A weather vane, also called a wind vane, is a movable device attached to an elevated object such as a roof for showing the direction of the wind. Very often these are in the shape of cockerels and are called weather cocks. Arrows are also popular, but a multitude of designs have been used.
The weather vane must be balanced so that half its weight is on either side of its axis, but also designed so that the areas exposed to the wind are unequal. This unequal area causes the vane to rotate to minimize the force of the wind on its surface. The design of the vane causes the end with the smallest area to turn into the wind, pointing to the source of the wind. Because winds are named from their source direction, the pointer enables the viewer to name the wind easily. Most simple weather vanes have directional markers beneath the pointer, aligned with the geographic directions. The pointer must be able to move freely on its axis.

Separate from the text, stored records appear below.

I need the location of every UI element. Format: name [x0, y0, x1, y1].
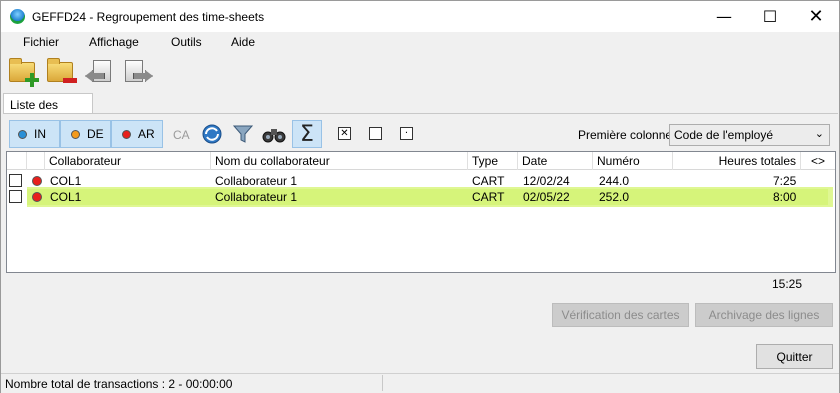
funnel-icon [232, 125, 254, 143]
menu-outils[interactable]: Outils [171, 35, 202, 49]
search-button[interactable] [261, 121, 287, 147]
minus-icon [63, 78, 77, 83]
close-button[interactable]: ✕ [793, 1, 839, 32]
first-column-value: Code de l'employé [674, 128, 774, 142]
total-hours: 15:25 [772, 277, 803, 291]
row-checkbox[interactable] [9, 190, 22, 203]
cell-code: COL1 [50, 190, 82, 204]
sum-button[interactable]: Σ [292, 120, 322, 148]
filter-de-label: DE [87, 127, 104, 141]
cell-date: 12/02/24 [523, 174, 570, 188]
cell-numero: 252.0 [599, 190, 630, 204]
remove-folder-button[interactable] [45, 56, 79, 88]
header-type[interactable]: Type [468, 152, 518, 170]
chevron-down-icon: ⌄ [814, 127, 824, 140]
cell-code: COL1 [50, 174, 82, 188]
uncheck-all-icon[interactable] [369, 127, 382, 140]
document-forward-arrow-icon [125, 60, 153, 84]
status-red-dot-icon [32, 176, 42, 186]
title-bar: GEFFD24 - Regroupement des time-sheets —… [1, 1, 839, 32]
header-collaborateur[interactable]: Collaborateur [45, 152, 211, 170]
quit-button[interactable]: Quitter [756, 344, 833, 369]
document-back-arrow-icon [85, 60, 111, 84]
table-header: Collaborateur Nom du collaborateur Type … [7, 152, 835, 170]
globe-refresh-icon [202, 124, 222, 144]
header-heures[interactable]: Heures totales [673, 152, 801, 170]
first-column-label: Première colonne [578, 128, 673, 142]
app-globe-icon [10, 9, 25, 24]
refresh-button[interactable] [199, 121, 225, 147]
menu-affichage[interactable]: Affichage [89, 35, 139, 49]
filter-button[interactable] [230, 121, 256, 147]
filter-de-button[interactable]: DE [60, 120, 111, 148]
blue-dot-icon [18, 129, 27, 139]
header-columns-toggle[interactable]: <> [801, 152, 835, 170]
cell-numero: 244.0 [599, 174, 630, 188]
status-separator [382, 375, 383, 391]
filter-ar-label: AR [138, 127, 155, 141]
window-title: GEFFD24 - Regroupement des time-sheets [32, 10, 265, 24]
status-bar: Nombre total de transactions : 2 - 00:00… [1, 373, 839, 393]
header-status [27, 152, 45, 170]
first-column-select[interactable]: Code de l'employé ⌄ [669, 124, 830, 146]
verify-cards-button[interactable]: Vérification des cartes [552, 303, 689, 327]
filter-ca-button[interactable]: CA [173, 128, 190, 142]
orange-dot-icon [71, 129, 80, 139]
minimize-button[interactable]: — [701, 1, 747, 32]
maximize-button[interactable]: ☐ [747, 1, 793, 32]
header-check [7, 152, 27, 170]
filter-in-label: IN [34, 127, 46, 141]
cell-heures: 8:00 [773, 190, 797, 204]
back-button[interactable] [83, 56, 117, 88]
menu-aide[interactable]: Aide [231, 35, 255, 49]
cell-type: CART [472, 174, 505, 188]
tab-liste-des-cartes[interactable]: Liste des cartes [3, 93, 93, 126]
binoculars-icon [262, 129, 286, 143]
table-row-selected[interactable]: COL1 Collaborateur 1 CART 02/05/22 252.0… [27, 189, 828, 205]
cell-date: 02/05/22 [523, 190, 570, 204]
cell-heures: 7:25 [773, 174, 797, 188]
transactions-table[interactable]: Collaborateur Nom du collaborateur Type … [6, 151, 836, 273]
header-date[interactable]: Date [518, 152, 593, 170]
check-all-icon[interactable]: ✕ [338, 127, 351, 140]
archive-lines-button[interactable]: Archivage des lignes [695, 303, 833, 327]
header-numero[interactable]: Numéro [593, 152, 673, 170]
red-dot-icon [122, 129, 131, 139]
cell-type: CART [472, 190, 505, 204]
new-folder-button[interactable] [7, 56, 41, 88]
app-window: GEFFD24 - Regroupement des time-sheets —… [0, 0, 840, 393]
menu-fichier[interactable]: Fichier [23, 35, 59, 49]
filter-in-button[interactable]: IN [9, 120, 60, 148]
toolbar [1, 53, 839, 93]
header-nom[interactable]: Nom du collaborateur [211, 152, 468, 170]
invert-check-icon[interactable]: · [400, 127, 413, 140]
row-checkbox[interactable] [9, 174, 22, 187]
cell-nom: Collaborateur 1 [215, 174, 298, 188]
forward-button[interactable] [121, 56, 155, 88]
status-red-dot-icon [32, 192, 42, 202]
menu-bar: Fichier Affichage Outils Aide [1, 32, 839, 52]
filter-ar-button[interactable]: AR [111, 120, 163, 148]
plus-icon [25, 73, 39, 87]
cell-nom: Collaborateur 1 [215, 190, 298, 204]
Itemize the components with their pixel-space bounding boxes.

Weather cocks, especially those with fanciful shapes, do not always show the real direction of a very gentle wind. This because the figures do not achieve the design balance required in a weather vane: an unequal surface area but balanced in weight.
Early weather vanes had very ornamental pointers, but modern wind vanes are usually simple arrows that dispense with the directionals because the instrument is connected to a remote reading station. Also modern wind vanes are mounted with an anemometer, a device that measures wind speed. Co-locating both instruments allows them to use the same axis (a vertical rod). Weather stations of variable quality may be purchased, and these include wind vanes along with several other instruments with dials that can be read comfortably inside a home or office.
To obtain an accurate reading, the weather vane must be located well above the ground and away from buildings, trees, and other objects which interfere with the true wind direction. Changing wind direction can be meaningful when coordinated with other apparent sky conditions, enabling the user to make simple short range forecasts.
Another wind direction device is the windsock used at airports to show wind direction and strength. The wind fills the sock and makes it blow away from the prevailing wind. Strong winds make the sock point almost horizontally, while light airs allow the sock to hang limply. Because of its size, the wind sock can often be seen from the air as well as the ground. Even the most technologically-advanced airports still use windsocks.